The CESM2 large ensemble under the SSP370 forcing scenario is used to assess how the pattern of SST change in a warmer climate impacts weather signals. The impact of SST pattern change on the mean precipitation and wind amplitude change for specific tropical islands and oceanic regions is important. Islands distributed across the tropical Pacific have various magnitudes of mean precipitation change for each individual station. These results highlight the challenges in predicting water resource availability for tropical islands in the future. Climate action through adaptation and mitigation strategies can help overcome adversity in climate change hazards given this uncertainty. Climate action can be a needed step to reduce the impact of climate change on communities through mitigation, adaptation, or geoengineering strategies. Mitigation takes proactive steps to reduce unnecessary amplification of severe climate hazards, while adaptation strategies create suitable living biotic or geoengineering methods to cohabit with climate change hazards. Pacific islands and their respective weather offices organize the Pacific ENSO Applications Center (PEAC) to forecast precipitation and sea level (Schroeder et al. 2012), which might play a role in helping the islands prepare for climate change and its impacts. The limitations to climate change preparedness for islands are rooted in financial and political governance, lack of weather education with some due to cultural beliefs, high susceptibility to economic shock, and inadequate climate data for these regions (Mycoo et al. 2022). Thus, PEAC’s strategy is to foster collaborative efforts to overcome these adversities, prepare for the necessary mitigation and adaptation strategies, and improve public awareness of oceanic regions (Schroeder et al. 2012). Island climate change preparedness ranges from coastal protection structures such as sea walls, and elevated homes, improving agroforestry, reef restoration, planting native plants for beach erosion reduction, better fishing technologies and equipment, and diversifying (salt tolerant) crops (Mycoo et al. 2022). 
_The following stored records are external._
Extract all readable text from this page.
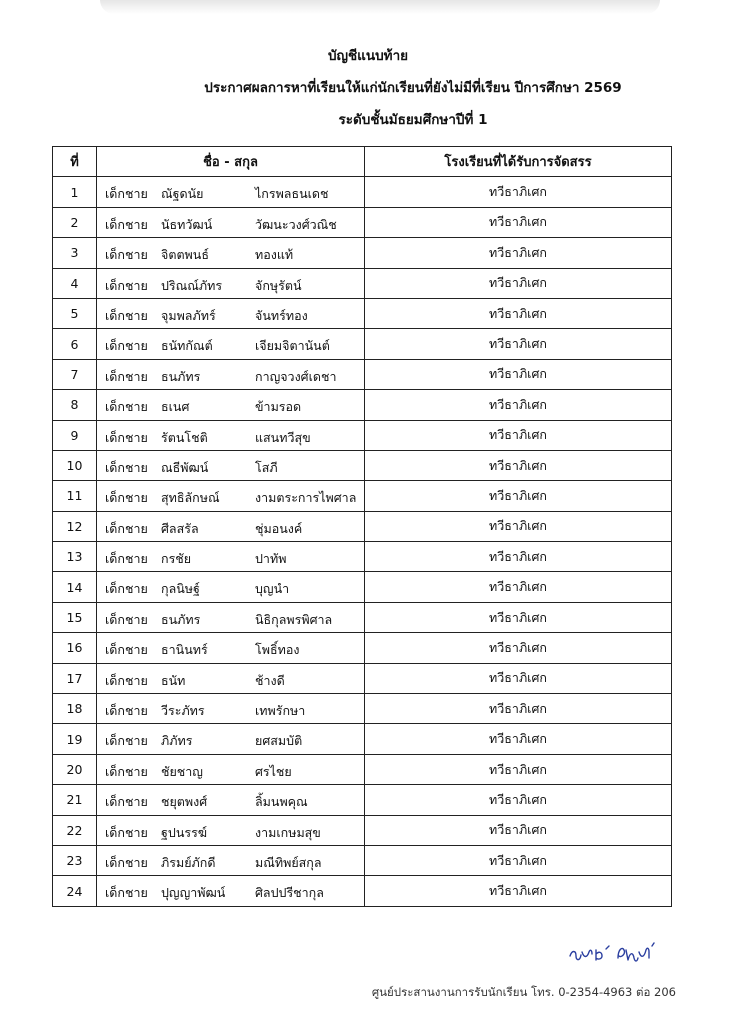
บัญชีแนบท้าย
ประกาศผลการหาที่เรียนให้แก่นักเรียนที่ยังไม่มีที่เรียน ปีการศึกษา 2569
ระดับชั้นมัธยมศึกษาปีที่ 1
ที่	ชื่อ - สกุล	โรงเรียนที่ได้รับการจัดสรร
1	เด็กชาย ณัฐดนัย ไกรพลธนเดช	ทวีธาภิเศก
2	เด็กชาย นัธทวัฒน์ วัฒนะวงศ์วณิช	ทวีธาภิเศก
3	เด็กชาย จิตตพนธ์ ทองแท้	ทวีธาภิเศก
4	เด็กชาย ปริณณ์ภัทร จักษุรัตน์	ทวีธาภิเศก
5	เด็กชาย จุมพลภัทร์ จันทร์ทอง	ทวีธาภิเศก
6	เด็กชาย ธนัทกัณต์ เจียมจิตานันต์	ทวีธาภิเศก
7	เด็กชาย ธนภัทร กาญจวงศ์เดชา	ทวีธาภิเศก
8	เด็กชาย ธเนศ ข้ามรอด	ทวีธาภิเศก
9	เด็กชาย รัตนโชติ แสนทวีสุข	ทวีธาภิเศก
10	เด็กชาย ณธีพัฒน์ โสภี	ทวีธาภิเศก
11	เด็กชาย สุทธิลักษณ์ งามตระการไพศาล	ทวีธาภิเศก
12	เด็กชาย ศีลสรัล ชุ่มอนงค์	ทวีธาภิเศก
13	เด็กชาย กรชัย ปาทัพ	ทวีธาภิเศก
14	เด็กชาย กุลนิษฐ์ บุญนำ	ทวีธาภิเศก
15	เด็กชาย ธนภัทร นิธิกุลพรพิศาล	ทวีธาภิเศก
16	เด็กชาย ธานินทร์ โพธิ์ทอง	ทวีธาภิเศก
17	เด็กชาย ธนัท ช้างดี	ทวีธาภิเศก
18	เด็กชาย วีระภัทร เทพรักษา	ทวีธาภิเศก
19	เด็กชาย ภิภัทร ยศสมบัติ	ทวีธาภิเศก
20	เด็กชาย ชัยชาญ ศรไชย	ทวีธาภิเศก
21	เด็กชาย ชยุตพงศ์ ลิ้มนพคุณ	ทวีธาภิเศก
22	เด็กชาย ฐปนรรฆ์ งามเกษมสุข	ทวีธาภิเศก
23	เด็กชาย ภิรมย์ภักดี มณีทิพย์สกุล	ทวีธาภิเศก
24	เด็กชาย ปุญญาพัฒน์ ศิลปปรีชากุล	ทวีธาภิเศก
ศูนย์ประสานงานการรับนักเรียน โทร. 0-2354-4963 ต่อ 206
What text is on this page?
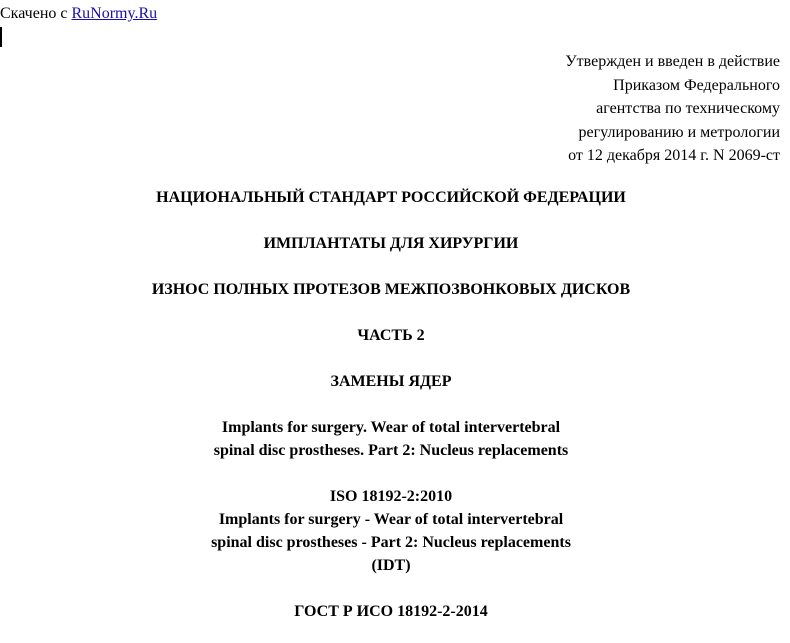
Скачено с RuNormy.Ru
Утвержден и введен в действие
Приказом Федерального
агентства по техническому
регулированию и метрологии
от 12 декабря 2014 г. N 2069-ст
НАЦИОНАЛЬНЫЙ СТАНДАРТ РОССИЙСКОЙ ФЕДЕРАЦИИ
ИМПЛАНТАТЫ ДЛЯ ХИРУРГИИ
ИЗНОС ПОЛНЫХ ПРОТЕЗОВ МЕЖПОЗВОНКОВЫХ ДИСКОВ
ЧАСТЬ 2
ЗАМЕНЫ ЯДЕР
Implants for surgery. Wear of total intervertebral
spinal disc prostheses. Part 2: Nucleus replacements
ISO 18192-2:2010
Implants for surgery - Wear of total intervertebral
spinal disc prostheses - Part 2: Nucleus replacements
(IDT)
ГОСТ Р ИСО 18192-2-2014
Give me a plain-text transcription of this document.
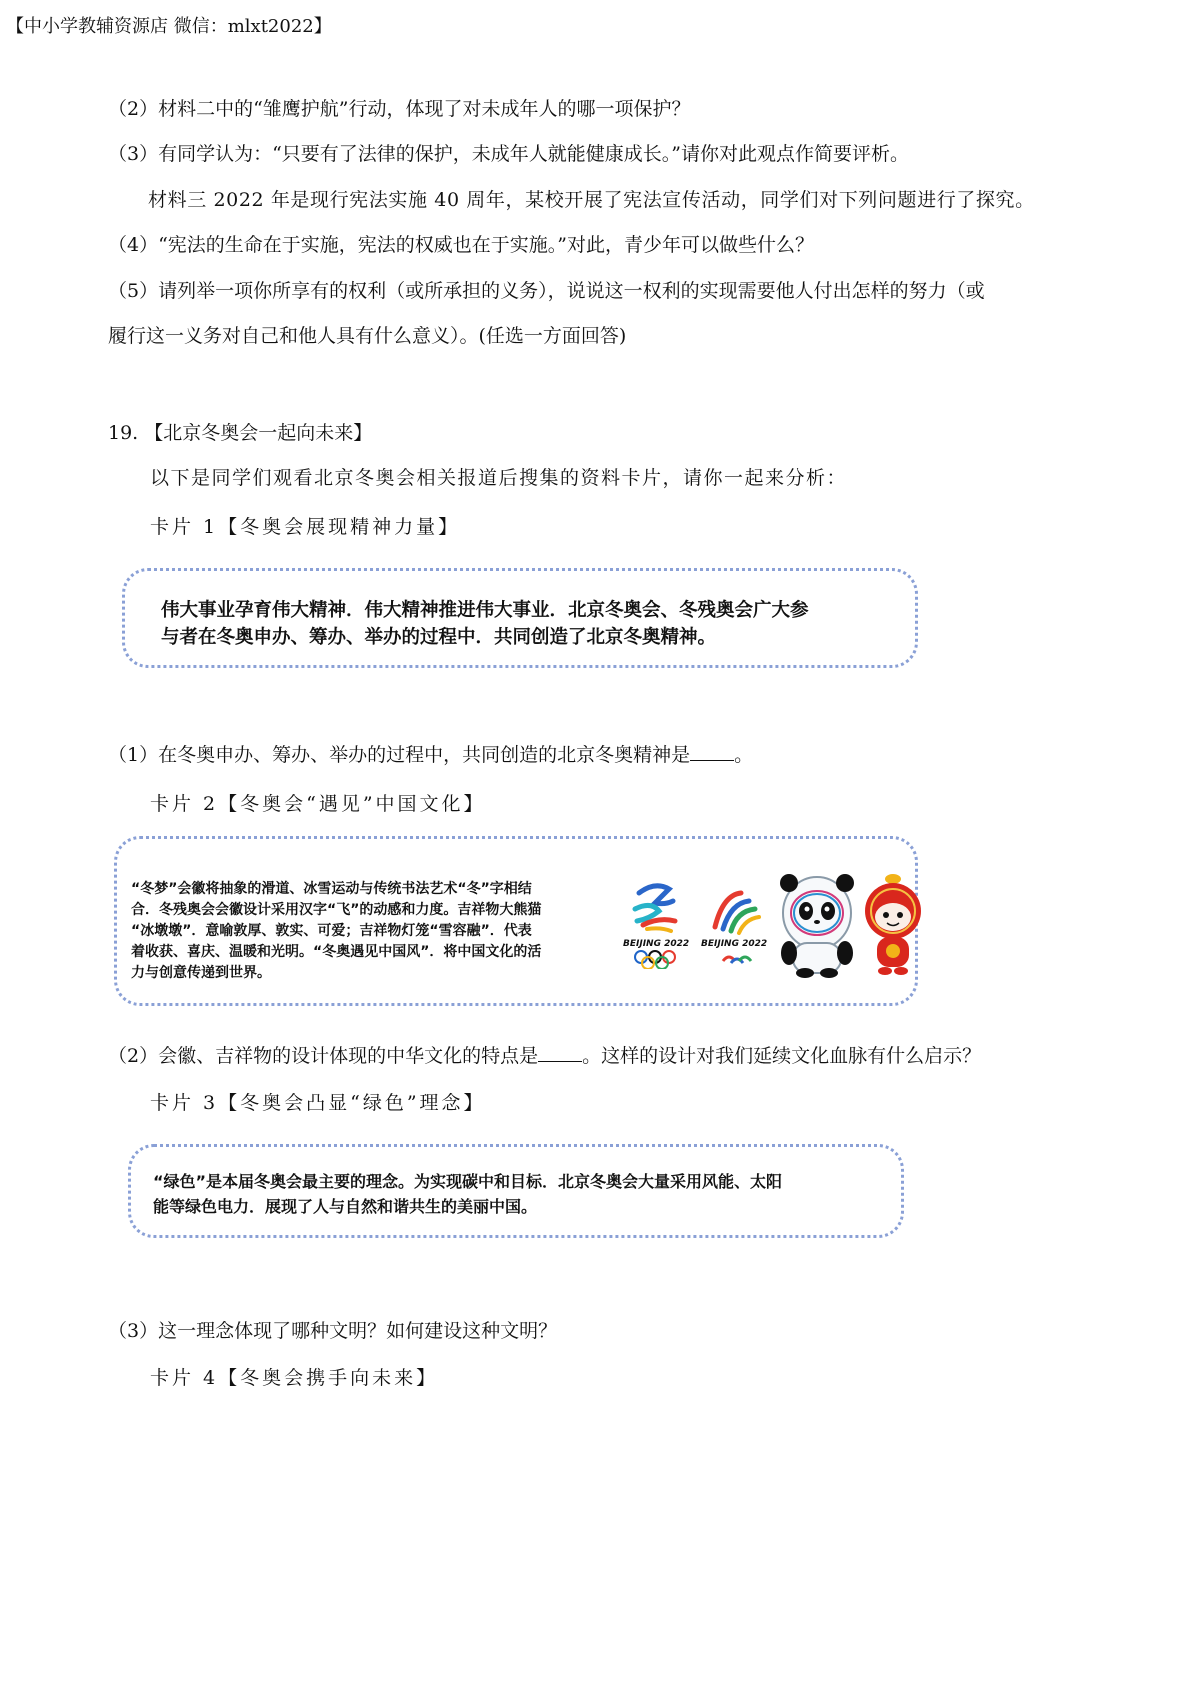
【中小学教辅资源店 微信：mlxt2022】
（2）材料二中的“雏鹰护航”行动，体现了对未成年人的哪一项保护？
（3）有同学认为：“只要有了法律的保护，未成年人就能健康成长。”请你对此观点作简要评析。
材料三 2022 年是现行宪法实施 40 周年，某校开展了宪法宣传活动，同学们对下列问题进行了探究。
（4）“宪法的生命在于实施，宪法的权威也在于实施。”对此，青少年可以做些什么？
（5）请列举一项你所享有的权利（或所承担的义务），说说这一权利的实现需要他人付出怎样的努力（或
履行这一义务对自己和他人具有什么意义）。(任选一方面回答)
19. 【北京冬奥会一起向未来】
以下是同学们观看北京冬奥会相关报道后搜集的资料卡片，请你一起来分析：
卡片 1【冬奥会展现精神力量】
伟大事业孕育伟大精神．伟大精神推进伟大事业．北京冬奥会、冬残奥会广大参
与者在冬奥申办、筹办、举办的过程中．共同创造了北京冬奥精神。
（1）在冬奥申办、筹办、举办的过程中，共同创造的北京冬奥精神是 。
卡片 2【冬奥会“遇见”中国文化】
“冬梦”会徽将抽象的滑道、冰雪运动与传统书法艺术“冬”字相结
合．冬残奥会会徽设计采用汉字“飞”的动感和力度。吉祥物大熊猫
“冰墩墩”．意喻敦厚、敦实、可爱；吉祥物灯笼“雪容融”．代表
着收获、喜庆、温暖和光明。“冬奥遇见中国风”．将中国文化的活
力与创意传递到世界。
BEIJING 2022 BEIJING 2022
（2）会徽、吉祥物的设计体现的中华文化的特点是 。这样的设计对我们延续文化血脉有什么启示？
卡片 3【冬奥会凸显“绿色”理念】
“绿色”是本届冬奥会最主要的理念。为实现碳中和目标．北京冬奥会大量采用风能、太阳
能等绿色电力．展现了人与自然和谐共生的美丽中国。
（3）这一理念体现了哪种文明？如何建设这种文明？
卡片 4【冬奥会携手向未来】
Questions - What Are We Looking to Find?

Historical

1) How have El Niño and La Niña years impacted the Oceanic regions?

2) What has been the past patterns of El Niño and La Niña intensity?

3) Have recent environmental efforts such as adaptation, geo-engineering, or mitigation strategies produced any significant changes regarding to climate?

4) Based on historical reanalysis data, which islands in the Oceanic regions have been the most and least impacted?

Predictive

5) Depending on the degree that climate change were to be altered in the future, would ENSO severely affect the oceanic regions? If so, to what extent?

6) What are the primary meteorological variables to severely impact the oceanic regions based on magnitude?

7) How does the historical reanalysis data of the Oceanic Regions and their associated islands compare to its predictive data?

8) Based on predictive data, which islands in the Oceanic regions would be the most and least impacted?

9) To what extent do climate change influence the magnitude of El Niño and La Niña in a warmer climate?

10) Based on predictive data, what are some socioeconomic aspects of the Oceanic regions that could be worsen by climate change?